Global News reported that "by Monday, Pokémon GO had already been installed on more Android smartphone in the U.S. than popular dating app Tinder and the app's daily active users has already put it neck and neck with Twitter, according to data from SimilarWeb.

There's a few reasons for that. Pokemon's longevity means that ever-nostalgic millennials get to relive their childhood Pokemania obsession from the late '90s while today's kids and teens get to feed their current one.

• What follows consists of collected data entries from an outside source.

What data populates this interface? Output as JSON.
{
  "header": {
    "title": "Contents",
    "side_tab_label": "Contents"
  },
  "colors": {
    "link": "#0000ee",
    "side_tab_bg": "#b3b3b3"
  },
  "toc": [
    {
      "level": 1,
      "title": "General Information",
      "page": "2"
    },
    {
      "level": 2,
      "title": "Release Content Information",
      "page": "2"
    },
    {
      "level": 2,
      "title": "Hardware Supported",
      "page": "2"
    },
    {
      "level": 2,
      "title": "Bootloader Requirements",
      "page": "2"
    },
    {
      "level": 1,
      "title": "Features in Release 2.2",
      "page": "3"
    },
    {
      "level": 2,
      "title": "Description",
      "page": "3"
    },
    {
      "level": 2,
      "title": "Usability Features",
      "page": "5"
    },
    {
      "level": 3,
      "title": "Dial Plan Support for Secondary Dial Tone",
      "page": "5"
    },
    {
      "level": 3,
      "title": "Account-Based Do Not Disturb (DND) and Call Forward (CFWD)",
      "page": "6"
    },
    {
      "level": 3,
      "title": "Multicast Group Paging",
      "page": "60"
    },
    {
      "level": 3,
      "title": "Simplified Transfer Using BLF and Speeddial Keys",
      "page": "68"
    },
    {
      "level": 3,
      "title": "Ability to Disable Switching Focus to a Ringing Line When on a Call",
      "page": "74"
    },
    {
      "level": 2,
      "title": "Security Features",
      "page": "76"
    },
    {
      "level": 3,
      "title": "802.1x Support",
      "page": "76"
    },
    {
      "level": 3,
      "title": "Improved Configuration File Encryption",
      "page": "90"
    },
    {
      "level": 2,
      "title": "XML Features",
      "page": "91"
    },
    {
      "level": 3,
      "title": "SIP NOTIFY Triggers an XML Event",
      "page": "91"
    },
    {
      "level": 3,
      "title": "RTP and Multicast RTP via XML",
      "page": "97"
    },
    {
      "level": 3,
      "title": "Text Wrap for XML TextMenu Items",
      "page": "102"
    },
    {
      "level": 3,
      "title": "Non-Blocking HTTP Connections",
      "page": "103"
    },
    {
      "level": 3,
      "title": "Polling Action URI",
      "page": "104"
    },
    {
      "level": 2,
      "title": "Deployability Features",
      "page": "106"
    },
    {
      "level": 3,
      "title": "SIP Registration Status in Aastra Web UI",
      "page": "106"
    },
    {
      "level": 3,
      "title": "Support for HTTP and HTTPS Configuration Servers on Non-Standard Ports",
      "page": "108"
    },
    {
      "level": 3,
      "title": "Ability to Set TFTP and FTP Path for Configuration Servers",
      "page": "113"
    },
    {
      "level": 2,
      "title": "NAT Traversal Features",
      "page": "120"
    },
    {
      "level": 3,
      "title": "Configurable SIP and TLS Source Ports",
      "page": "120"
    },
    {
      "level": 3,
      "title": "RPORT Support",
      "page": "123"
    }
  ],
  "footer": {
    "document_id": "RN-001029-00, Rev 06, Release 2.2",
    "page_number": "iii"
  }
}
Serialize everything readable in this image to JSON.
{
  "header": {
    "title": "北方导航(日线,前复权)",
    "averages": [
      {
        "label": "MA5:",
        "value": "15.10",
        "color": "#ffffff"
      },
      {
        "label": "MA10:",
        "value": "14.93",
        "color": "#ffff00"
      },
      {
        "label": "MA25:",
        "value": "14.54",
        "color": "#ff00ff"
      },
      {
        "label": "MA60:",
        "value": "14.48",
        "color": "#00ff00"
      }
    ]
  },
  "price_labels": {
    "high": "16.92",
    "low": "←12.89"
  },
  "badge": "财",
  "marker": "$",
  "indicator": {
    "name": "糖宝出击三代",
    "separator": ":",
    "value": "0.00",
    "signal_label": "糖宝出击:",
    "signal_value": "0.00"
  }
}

There's no greater evidence that adults are playing than this image which has been viewed over two million times.

View post on imgur.com

Why has it gotten so popular?

It helps that not only is "Pokemon GO" fun, it's also the first augmented reality game to truly take off, so for mainstream audiences it feels like a brand-new gaming experience as it turns the entire world into a video game. The draw is so strong it's even managed to get people with mental health issues like anxiety and depression out of the house.

The other thing, of course, is that last week was incredibly stressful. There was the backlash against Black Lives Matter's Pride Toronto protest quickly followed by two fatal officer-involved shootings in Louisiana and Minnesota, five police killed by a sniper in Dallas and street protests that continue rocking cities across North America.

And then along came "Pokémon GO" as communal stress-relief, a game that brought people together outside and online, one that appealed to players of all races who just want to be the very best, like no one ever was.

But as much fun as it is, one Kotaku journalist noted that the real world is still the real world and catching Pokemon isn't necessarily equally safe for everyone.